Soka Gakkai International has an estimated 12 million adherents in 192 countries (Gebert 2017). There are SGI organisations in more than 30 European countries with a total membership of more than 135,000. SGI-UK has a membership of 14,000 spread across 630 local groups. In Japan, Soka Gakkai has more than eight million affiliated households (Baffelli 2011: 217).After the schism between Soka Gakkai and Nichiren Shoshu, SGI organisations were able to claim greater autonomy and adapt more flexibly to their national and local contexts. In Japan, the post-schism organisation of Soka Gakkai is dependent upon its links with its political party, New Komeito.

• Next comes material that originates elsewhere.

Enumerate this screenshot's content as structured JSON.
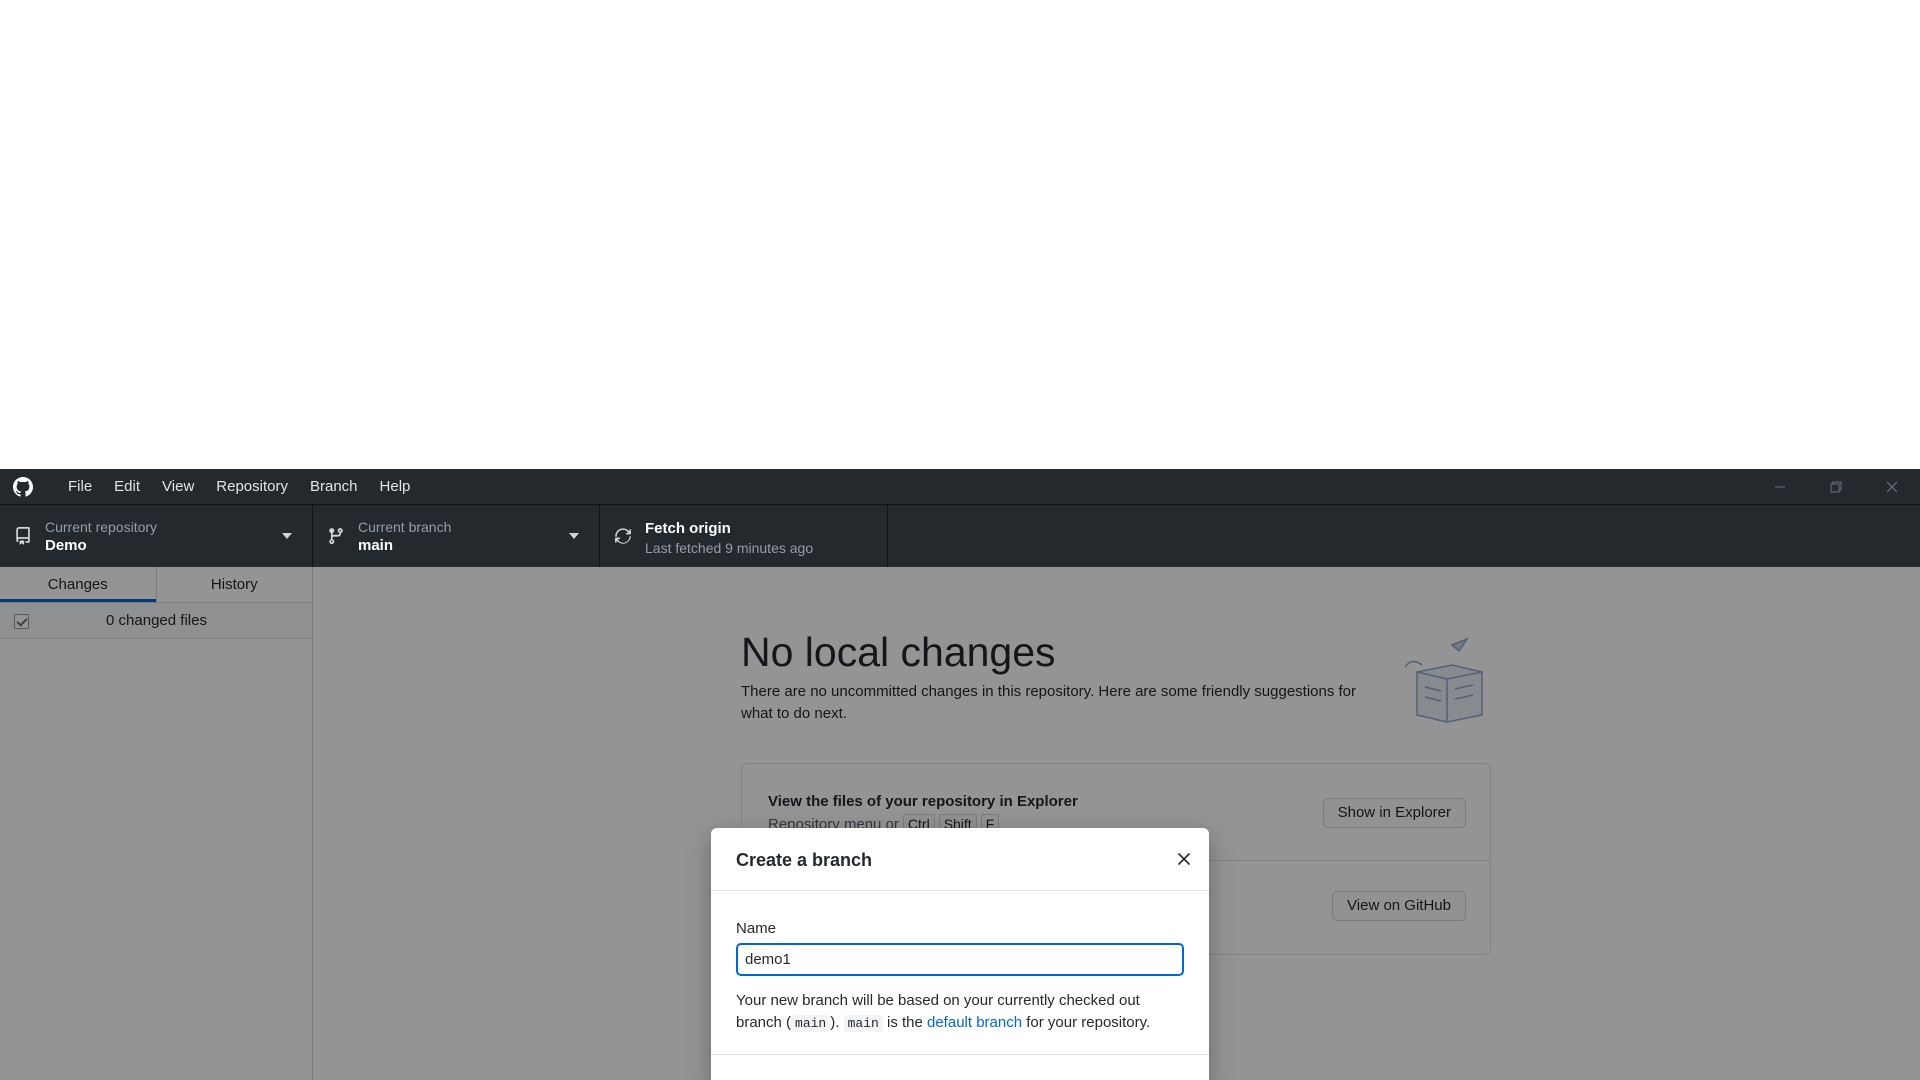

Komeito enjoyed electoral successes since its founding in the 1960s, but gained unprecedented influence when it re-launched in 1998 as New Komeito and became the junior partner in a government coalition in 1999, led by the Liberal Democratic Party (Baffelli 2011: 224; McLaughlin 2015: 3).

Traditionally, New Komeito’s elected representatives have upheld Soka Gakkai’s principles when voting in the Diet (the national legislature of Japan, composed of the House of Councillors and the House of Representatives). This includes the Diet’s commitment to pacifism, which is also enshrined in Japan’s post-war constitution (Article 9). In 2014, however, the overwhelming majority of New Komeito parliamentarians said they supported Prime Minister Shinzo Abe’s proposal to amend the Constitution to allow for limited participation in ‘self defence’ (McLaughlin 2015: 8). They saw this not as a relinquishing of pacifism, however, but as a compromise through which other clauses on human rights, privacy and protection of the environment, might be added (Harding 2016).

The shift in attitudes amongst New Komeito’s Diet representatives sparked off major protests amongst Soka Gakkai members starting in 2015. The Soka Gakkai leadership has officially distanced itself from the protests (McLaughlin 2015: 9). Meanwhile, New Komeito politicians continue to enjoy high levels of support at the local government level. These political developments within Japan do not appear to have had a negative impact on the organisation of SGI organisations in other parts of the world.